India’s Second Monkeypox Case Confirmed In Kerala

Thiruvananthapuram: India’s second monkeypox case has been detected in Kerala’s Kannur, said state health department officials on Monday. This is the second case of monkeypox in the country, confirms the  State Health Ministry.

According to state health minister Veena George, the patient who arrived in Kerala on July 13, is a resident of Kannur and is getting treatment at the Pariyaram Medical College. She added that his health is stable. The minister stated that everyone who has been in touch with the patient directly is being strictly monitored.

The first case of monkeypox was detected and announced in Kerala on July 14 after a 35-year-old man who returned from the UAE was found to have the infection.

A multidisciplinary team from the Center was dispatched to Kerala to work with local officials on executing public health initiatives. All 14 districts were on alert from the administration, and help centers have opened up in each of the four airports.

The Centre on Monday advised strict health screening of all international passengers on arrival in India at airports and ports, according to people familiar with the matter.

“states, airport and port health officers were advised to ensure strict health screening of all international travelers to minimize the risk of importation of monkeypox disease,” the Union ministry of health and family welfare said in a statement.

The meeting was attended by airport and port health officers and regional directors from regional offices of the Union health ministry.

“They were advised and re-oriented in clinical presentation of monkeypox disease as per MoHFW’s ‘Guidelines for Management of Monkeypox Disease’. They were also advised to coordinate with other stakeholder agencies like Immigration at international ports and airports to streamline health screening processes besides ensuring suitable linkages with hospital facilities earmarked to each port of entry for timely referral and isolation,” read the health ministry statement.
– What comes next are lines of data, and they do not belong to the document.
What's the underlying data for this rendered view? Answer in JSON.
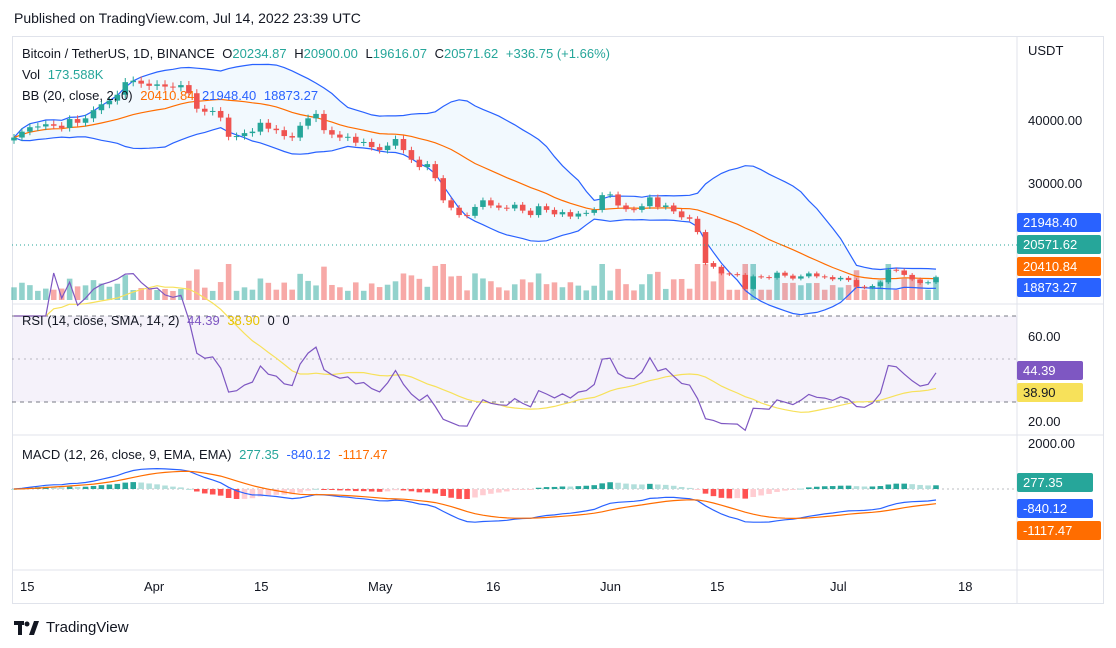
{
  "header": {
    "published": "Published on TradingView.com, Jul 14, 2022 23:39 UTC"
  },
  "footer": {
    "brand": "TradingView"
  },
  "colors": {
    "up": "#26a69a",
    "down": "#ef5350",
    "bb_band": "#2962ff",
    "bb_basis": "#ff6d00",
    "rsi": "#7e57c2",
    "rsi_ma": "#f7e15a",
    "macd": "#2962ff",
    "signal": "#ff6d00"
  },
  "legend": {
    "symbol": "Bitcoin / TetherUS, 1D, BINANCE",
    "o_label": "O",
    "o": "20234.87",
    "h_label": "H",
    "h": "20900.00",
    "l_label": "L",
    "l": "19616.07",
    "c_label": "C",
    "c": "20571.62",
    "change": "+336.75 (+1.66%)",
    "vol_label": "Vol",
    "vol": "173.588K",
    "bb_label": "BB (20, close, 2, 0)",
    "bb_basis": "20410.84",
    "bb_upper": "21948.40",
    "bb_lower": "18873.27",
    "rsi_label": "RSI (14, close, SMA, 14, 2)",
    "rsi": "44.39",
    "rsi_ma": "38.90",
    "rsi_z1": "0",
    "rsi_z2": "0",
    "macd_label": "MACD (12, 26, close, 9, EMA, EMA)",
    "macd_hist": "277.35",
    "macd": "-840.12",
    "macd_signal": "-1117.47"
  },
  "price_axis": {
    "currency": "USDT",
    "ticks": [
      "40000.00",
      "30000.00"
    ]
  },
  "price_tags": {
    "upper": "21948.40",
    "close": "20571.62",
    "basis": "20410.84",
    "lower": "18873.27"
  },
  "rsi_axis": {
    "ticks": [
      "60.00",
      "20.00"
    ],
    "tag_rsi": "44.39",
    "tag_ma": "38.90"
  },
  "macd_axis": {
    "ticks": [
      "2000.00"
    ],
    "tag_hist": "277.35",
    "tag_macd": "-840.12",
    "tag_signal": "-1117.47"
  },
  "time_axis": {
    "labels": [
      "15",
      "Apr",
      "15",
      "May",
      "16",
      "Jun",
      "15",
      "Jul",
      "18"
    ]
  },
  "chart_data": [
    {
      "type": "candlestick",
      "title": "Bitcoin / TetherUS, 1D, BINANCE",
      "ylabel": "USDT",
      "ylim": [
        17500,
        50000
      ],
      "last": {
        "open": 20234.87,
        "high": 20900.0,
        "low": 19616.07,
        "close": 20571.62
      },
      "close_series": [
        39500,
        40300,
        40900,
        41000,
        41300,
        41100,
        40800,
        42000,
        41500,
        42100,
        43200,
        44000,
        44500,
        45300,
        47000,
        47200,
        46800,
        46500,
        46700,
        46400,
        46300,
        46600,
        45500,
        43400,
        43000,
        43100,
        42200,
        39600,
        39700,
        40100,
        40300,
        41500,
        40700,
        40500,
        39700,
        39500,
        41100,
        42100,
        42700,
        40500,
        39900,
        39500,
        39600,
        38800,
        38900,
        38200,
        37800,
        38400,
        39300,
        37800,
        36500,
        35500,
        35900,
        34000,
        31000,
        30000,
        29000,
        28900,
        30100,
        31000,
        30300,
        30000,
        29900,
        30400,
        29600,
        29000,
        30200,
        29700,
        29100,
        29400,
        28800,
        29200,
        29300,
        29700,
        31700,
        31800,
        30300,
        29800,
        29700,
        30200,
        31400,
        30100,
        30300,
        29500,
        28700,
        28500,
        26700,
        22500,
        22000,
        21100,
        21000,
        20900,
        19000,
        20700,
        20600,
        20500,
        21200,
        20800,
        20400,
        20700,
        21100,
        20700,
        20600,
        20300,
        20500,
        20200,
        19300,
        19200,
        19400,
        19900,
        21600,
        21500,
        20900,
        20300,
        19800,
        19900,
        20571.62
      ]
    },
    {
      "type": "bar",
      "title": "Vol",
      "unit": "BTC",
      "last_value": 173588
    },
    {
      "type": "line",
      "title": "BB (20, close, 2, 0)",
      "series": [
        {
          "name": "Basis",
          "last_value": 20410.84
        },
        {
          "name": "Upper",
          "last_value": 21948.4
        },
        {
          "name": "Lower",
          "last_value": 18873.27
        }
      ]
    },
    {
      "type": "line",
      "title": "RSI (14, close, SMA, 14, 2)",
      "ylim": [
        20,
        60
      ],
      "levels": [
        70,
        50,
        30
      ],
      "series": [
        {
          "name": "RSI",
          "last_value": 44.39
        },
        {
          "name": "RSI-based MA",
          "last_value": 38.9
        }
      ]
    },
    {
      "type": "line",
      "title": "MACD (12, 26, close, 9, EMA, EMA)",
      "series": [
        {
          "name": "Histogram",
          "last_value": 277.35
        },
        {
          "name": "MACD",
          "last_value": -840.12
        },
        {
          "name": "Signal",
          "last_value": -1117.47
        }
      ]
    }
  ]
}
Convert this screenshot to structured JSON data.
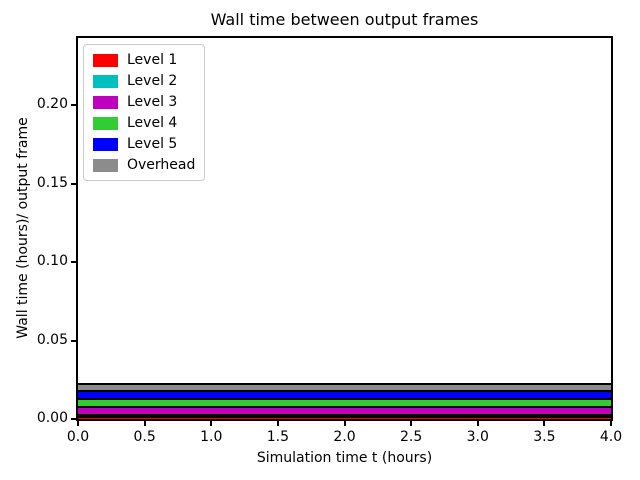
{
  "chart_data": {
    "type": "area",
    "stacked": true,
    "title": "Wall time between output frames",
    "xlabel": "Simulation time t (hours)",
    "ylabel": "Wall time (hours)/ output frame",
    "xlim": [
      0.0,
      4.0
    ],
    "ylim": [
      0.0,
      0.243
    ],
    "x": [
      0.0,
      4.0
    ],
    "series": [
      {
        "name": "Level 1",
        "color": "#ff0000",
        "values": [
          0.0015,
          0.0015
        ]
      },
      {
        "name": "Level 2",
        "color": "#00bfbf",
        "values": [
          0.0013,
          0.0013
        ]
      },
      {
        "name": "Level 3",
        "color": "#bf00bf",
        "values": [
          0.0049,
          0.0049
        ]
      },
      {
        "name": "Level 4",
        "color": "#32cd32",
        "values": [
          0.0052,
          0.0052
        ]
      },
      {
        "name": "Level 5",
        "color": "#0000ff",
        "values": [
          0.0052,
          0.0052
        ]
      },
      {
        "name": "Overhead",
        "color": "#8c8c8c",
        "values": [
          0.0044,
          0.0044
        ]
      }
    ],
    "xticks": {
      "values": [
        0.0,
        0.5,
        1.0,
        1.5,
        2.0,
        2.5,
        3.0,
        3.5,
        4.0
      ],
      "labels": [
        "0.0",
        "0.5",
        "1.0",
        "1.5",
        "2.0",
        "2.5",
        "3.0",
        "3.5",
        "4.0"
      ]
    },
    "yticks": {
      "values": [
        0.0,
        0.05,
        0.1,
        0.15,
        0.2
      ],
      "labels": [
        "0.00",
        "0.05",
        "0.10",
        "0.15",
        "0.20"
      ]
    },
    "legend_position": "upper left",
    "edge_color": "#000000",
    "grid": false,
    "background": "#ffffff"
  }
}
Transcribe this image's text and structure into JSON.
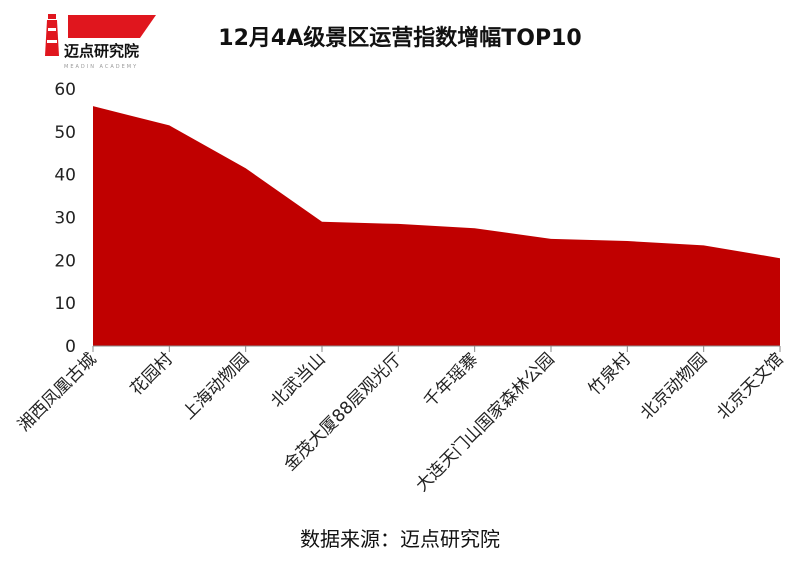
{
  "logo": {
    "name": "迈点研究院",
    "tagline": "MEADIN ACADEMY"
  },
  "chart_data": {
    "type": "area",
    "title": "12月4A级景区运营指数增幅TOP10",
    "categories": [
      "湘西凤凰古城",
      "花园村",
      "上海动物园",
      "北武当山",
      "金茂大厦88层观光厅",
      "千年瑶寨",
      "大连天门山国家森林公园",
      "竹泉村",
      "北京动物园",
      "北京天文馆"
    ],
    "values": [
      56,
      51.5,
      41.5,
      29,
      28.5,
      27.5,
      25,
      24.5,
      23.5,
      20.5
    ],
    "ylim": [
      0,
      60
    ],
    "yticks": [
      0,
      10,
      20,
      30,
      40,
      50,
      60
    ],
    "grid": false,
    "legend": "none",
    "color": "#c00000"
  },
  "source": "数据来源：迈点研究院"
}
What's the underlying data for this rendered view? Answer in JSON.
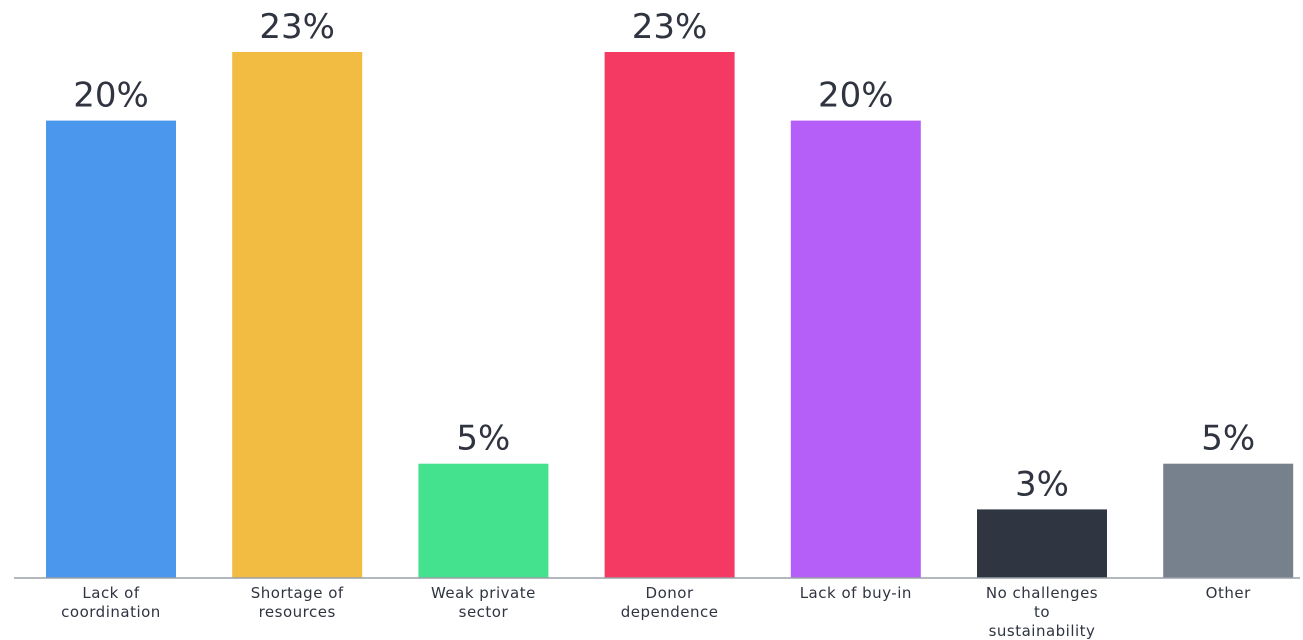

According to World Health Organization (WHO), monkeypox is a viral zoonosis, which means a virus transmitted to humans from animals, with symptoms similar to those seen in the past in smallpox patients, although it is clinically less severe.

Monkeypox is transmitted to humans through close contact with an infected person or animal, or with material contaminated with the virus.

It is usually a self-limited disease with symptoms lasting from two to four weeks, WHO said. Monkeypox virus is transmitted from one person to another by close contact with lesions, body fluids, respiratory droplets, and contaminated materials such as bedding.